[Speex-dev] mdf -- better adaption of W?

Mon Dec 5 18:28:19 PST 2005

Hi,

I'm still working on visualizing the echo canceller, but I discovered 
something that might be interresting.

During testing, i did this:

Generate a test signal (10+x sine waves per frame), where x increases by
one for each iteration, and wraps around at 100.

Set the speaker signal for the frame to the test signal.
Add 0.5*test signal to the mic signal.

When watching the power graph (visualized from ps in the preprocessor), I 
see a large spike starting at 10 sines and moving up, then wrapping 
around. It is slowly diminished, but never goes away.. It's also only much 
more diminished while "moving" (slowly increasing frequency), and much 
less so at the wraparound point.

This was with a tail of 5*framesize (M=5).

However, if I set the tail to M=1, the filter seems to adapt much more 
quickly, and also gives much better results; the moving sine is now almost 
gone. Odd.

Next test, I delayed the signal added to the mic by one frame and set M=2. 
Still adapts, but does so much slower. Good.

Next test, delay the signal 3 frames, keep M=2. Complete deterioation of 
state; output is just noise, and the preprocessor starts spitting out NaN 
values for loudness and Zlast.

Repeat with M=5 (mic still delayed 3 frames). Adapts, but does not 
completely cancel as it did earlier, and has very little cancellation for 
the "edges" (when the sine wraps from 110 sines/frame back to 10 
sines/frame).

Repeat with M=5 and mic delayed 8 frames. No cancellation, as expected.

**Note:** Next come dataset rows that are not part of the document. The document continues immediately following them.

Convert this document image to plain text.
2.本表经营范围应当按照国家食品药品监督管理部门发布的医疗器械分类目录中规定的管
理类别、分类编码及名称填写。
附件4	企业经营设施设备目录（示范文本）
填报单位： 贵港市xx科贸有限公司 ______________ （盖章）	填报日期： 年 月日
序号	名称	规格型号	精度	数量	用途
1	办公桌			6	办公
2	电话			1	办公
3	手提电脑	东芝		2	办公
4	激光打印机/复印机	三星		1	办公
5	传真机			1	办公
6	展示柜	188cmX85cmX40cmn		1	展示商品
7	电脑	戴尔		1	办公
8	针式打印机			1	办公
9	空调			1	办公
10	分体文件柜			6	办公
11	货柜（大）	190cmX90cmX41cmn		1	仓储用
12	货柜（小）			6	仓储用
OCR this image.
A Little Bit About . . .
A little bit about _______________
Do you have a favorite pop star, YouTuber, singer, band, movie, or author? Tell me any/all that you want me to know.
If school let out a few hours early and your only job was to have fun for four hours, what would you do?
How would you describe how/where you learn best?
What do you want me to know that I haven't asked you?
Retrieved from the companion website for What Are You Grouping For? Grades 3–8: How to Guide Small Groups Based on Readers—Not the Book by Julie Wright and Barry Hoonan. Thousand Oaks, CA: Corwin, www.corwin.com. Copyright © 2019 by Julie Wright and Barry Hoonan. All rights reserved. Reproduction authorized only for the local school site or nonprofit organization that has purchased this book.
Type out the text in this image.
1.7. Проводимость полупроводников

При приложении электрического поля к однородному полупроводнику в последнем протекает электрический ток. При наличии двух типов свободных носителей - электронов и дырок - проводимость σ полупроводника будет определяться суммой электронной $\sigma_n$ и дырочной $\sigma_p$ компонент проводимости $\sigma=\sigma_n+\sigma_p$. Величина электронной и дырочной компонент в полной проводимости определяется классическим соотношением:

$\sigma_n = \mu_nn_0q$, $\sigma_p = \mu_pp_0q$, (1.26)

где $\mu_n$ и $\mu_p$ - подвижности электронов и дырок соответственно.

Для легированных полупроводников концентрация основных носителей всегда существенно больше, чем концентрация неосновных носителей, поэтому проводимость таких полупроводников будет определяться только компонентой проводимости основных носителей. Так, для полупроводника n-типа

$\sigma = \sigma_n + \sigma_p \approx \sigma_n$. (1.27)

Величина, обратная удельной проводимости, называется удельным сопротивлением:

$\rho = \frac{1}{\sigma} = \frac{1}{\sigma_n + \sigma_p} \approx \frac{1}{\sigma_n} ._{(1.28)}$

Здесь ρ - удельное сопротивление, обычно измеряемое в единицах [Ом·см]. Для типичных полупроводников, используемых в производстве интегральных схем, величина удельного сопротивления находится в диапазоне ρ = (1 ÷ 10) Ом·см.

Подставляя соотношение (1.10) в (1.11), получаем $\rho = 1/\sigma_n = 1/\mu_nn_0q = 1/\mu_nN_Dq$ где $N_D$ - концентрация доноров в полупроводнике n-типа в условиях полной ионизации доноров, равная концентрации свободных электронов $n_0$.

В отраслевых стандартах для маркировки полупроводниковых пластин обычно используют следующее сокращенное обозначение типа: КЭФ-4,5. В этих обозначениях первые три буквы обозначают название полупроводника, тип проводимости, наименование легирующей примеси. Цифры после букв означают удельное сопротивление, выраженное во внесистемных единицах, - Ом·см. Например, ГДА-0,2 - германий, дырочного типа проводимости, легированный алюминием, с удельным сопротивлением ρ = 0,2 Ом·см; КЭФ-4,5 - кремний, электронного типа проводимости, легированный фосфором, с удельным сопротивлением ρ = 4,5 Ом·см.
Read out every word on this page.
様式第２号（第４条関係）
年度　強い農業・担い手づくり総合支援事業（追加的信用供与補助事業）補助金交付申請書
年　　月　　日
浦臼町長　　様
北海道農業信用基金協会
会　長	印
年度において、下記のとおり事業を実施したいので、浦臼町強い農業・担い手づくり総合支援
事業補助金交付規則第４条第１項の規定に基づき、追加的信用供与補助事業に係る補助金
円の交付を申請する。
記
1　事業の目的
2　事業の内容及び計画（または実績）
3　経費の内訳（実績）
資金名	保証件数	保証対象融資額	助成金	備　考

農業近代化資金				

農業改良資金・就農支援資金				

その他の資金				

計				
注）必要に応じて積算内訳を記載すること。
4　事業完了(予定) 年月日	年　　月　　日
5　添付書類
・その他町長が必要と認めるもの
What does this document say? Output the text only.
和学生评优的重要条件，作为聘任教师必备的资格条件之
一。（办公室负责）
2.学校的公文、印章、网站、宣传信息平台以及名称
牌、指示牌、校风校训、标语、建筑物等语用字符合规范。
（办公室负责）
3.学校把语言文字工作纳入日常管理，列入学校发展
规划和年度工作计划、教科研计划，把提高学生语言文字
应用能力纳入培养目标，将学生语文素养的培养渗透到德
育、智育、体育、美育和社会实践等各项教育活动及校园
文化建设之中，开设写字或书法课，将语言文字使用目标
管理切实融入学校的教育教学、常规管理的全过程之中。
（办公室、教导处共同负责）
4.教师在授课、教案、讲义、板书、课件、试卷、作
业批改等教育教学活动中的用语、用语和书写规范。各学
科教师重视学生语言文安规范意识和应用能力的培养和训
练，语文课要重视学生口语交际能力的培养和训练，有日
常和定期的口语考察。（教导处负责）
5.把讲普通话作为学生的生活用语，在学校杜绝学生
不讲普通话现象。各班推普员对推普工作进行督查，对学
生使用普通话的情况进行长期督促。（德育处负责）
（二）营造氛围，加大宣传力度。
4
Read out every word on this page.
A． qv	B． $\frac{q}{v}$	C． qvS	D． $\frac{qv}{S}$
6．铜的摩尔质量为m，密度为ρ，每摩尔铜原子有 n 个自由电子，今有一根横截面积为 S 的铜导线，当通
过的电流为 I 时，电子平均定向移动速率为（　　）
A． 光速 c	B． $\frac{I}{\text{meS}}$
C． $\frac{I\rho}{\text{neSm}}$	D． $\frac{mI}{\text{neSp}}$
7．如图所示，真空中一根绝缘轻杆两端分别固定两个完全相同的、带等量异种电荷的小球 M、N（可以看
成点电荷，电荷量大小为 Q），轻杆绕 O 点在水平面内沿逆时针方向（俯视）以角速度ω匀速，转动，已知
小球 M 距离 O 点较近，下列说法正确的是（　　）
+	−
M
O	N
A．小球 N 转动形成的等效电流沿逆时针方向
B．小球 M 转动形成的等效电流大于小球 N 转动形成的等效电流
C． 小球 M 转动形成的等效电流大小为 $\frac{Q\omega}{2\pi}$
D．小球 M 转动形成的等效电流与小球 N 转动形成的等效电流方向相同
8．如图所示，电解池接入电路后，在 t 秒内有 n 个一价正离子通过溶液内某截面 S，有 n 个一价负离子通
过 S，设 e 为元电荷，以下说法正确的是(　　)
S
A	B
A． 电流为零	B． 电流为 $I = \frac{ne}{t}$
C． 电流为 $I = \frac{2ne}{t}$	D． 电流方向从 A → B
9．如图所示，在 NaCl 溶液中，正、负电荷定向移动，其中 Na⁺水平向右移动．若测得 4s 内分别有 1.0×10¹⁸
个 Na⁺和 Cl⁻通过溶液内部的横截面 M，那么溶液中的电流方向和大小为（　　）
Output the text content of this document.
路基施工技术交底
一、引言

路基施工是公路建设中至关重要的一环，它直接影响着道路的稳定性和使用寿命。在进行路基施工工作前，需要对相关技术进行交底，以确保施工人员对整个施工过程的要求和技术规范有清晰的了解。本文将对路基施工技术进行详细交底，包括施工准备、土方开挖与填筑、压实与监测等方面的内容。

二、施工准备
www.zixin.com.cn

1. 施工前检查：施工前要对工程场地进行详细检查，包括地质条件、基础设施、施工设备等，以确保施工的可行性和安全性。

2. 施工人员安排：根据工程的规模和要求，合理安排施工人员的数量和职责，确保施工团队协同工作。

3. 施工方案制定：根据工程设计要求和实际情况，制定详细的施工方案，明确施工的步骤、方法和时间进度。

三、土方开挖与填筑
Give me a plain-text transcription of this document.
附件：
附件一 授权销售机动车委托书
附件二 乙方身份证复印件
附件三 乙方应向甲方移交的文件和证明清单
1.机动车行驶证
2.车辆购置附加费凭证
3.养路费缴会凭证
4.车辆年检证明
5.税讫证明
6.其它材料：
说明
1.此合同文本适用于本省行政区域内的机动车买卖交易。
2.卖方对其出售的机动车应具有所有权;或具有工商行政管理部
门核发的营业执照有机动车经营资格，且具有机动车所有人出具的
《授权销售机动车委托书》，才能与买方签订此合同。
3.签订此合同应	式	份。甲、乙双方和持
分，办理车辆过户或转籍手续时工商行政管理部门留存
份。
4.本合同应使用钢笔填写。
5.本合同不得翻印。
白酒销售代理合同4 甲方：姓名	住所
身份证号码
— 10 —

So... Next step, I skimmed through the "Multidelay Block Frequency Domain 
Adaptive Filter" paper, which I understand mdf.c is based on. If I 
understand this correctly:
  - it keeps the frequency domain of the last M frames (in the X array)
  - The "output" (the signal to cancel?), is computed by taking the
    last M frequency domains, multiply each frequency band by a weight,
    sum them together and inverse FFT. The weights are stored in W.
  - Update W through some magic.

If I got that right, then for the 'mic delay by 3 frames', I'd expect the 
W[0] to W[3*N] to be 0 (or close to it), then W[3*N] to W[4*N] to be 0.5, 
and the rest 0.

First off, it seems W is stored 'backwards'. The first values are for the 
oldest frame, ok :)

However, when peeking at the values, it seems that the weights for 
frame 0 (newest) are very low.
For frame 1, they are slightly positive.
For frame 2, they are fairly low, except in the specific 
range of my test signal, where they range from somwhat posivie (around 
0.25) to somewhat negative (-0.25).
For frame 3, they are positive all around, around the 0.5 area, but higher 
in the frequency bands of my test signal.
For frame 4, they are very low, except in the range of the test signal, 
where they are slightly negative.
For frame 5, they are low, but positive.
For the rest of the frames, the weights switch from "slightly positive" to 
"slightly negative" -- odd index frames are positive, even index are 
negative.

If I delay the signal by 4 frames instead, it wants to use 
indexes 2, 4 and 6 (with emphasis on 4), with the negatives in 
frames 3 and 5 (and less so in all other odd-index frames).

Looking at the negative weights closest in time to the actual echo, I see 
they are more negative near the "edges" of my test signal, so it seems 
they're an artifact of trying to cope with the fact that my signal jumps 
in frequency every 2 seconds.

If I manually force W to be 0 all over, and 0.5 for the real parts of the 
4th delayed frame, echo cancellation is perfect.

If I initialize W to the "perfect" value, it stays more or less at that 
level, though it does adapt away from it every so slightly in the 
frequency bands where there are no components at all in the "speaker" 
signal.

.. So my question is, why doesn't W adapt to the perfect values? Is there 
something that can be done to tune the adaption?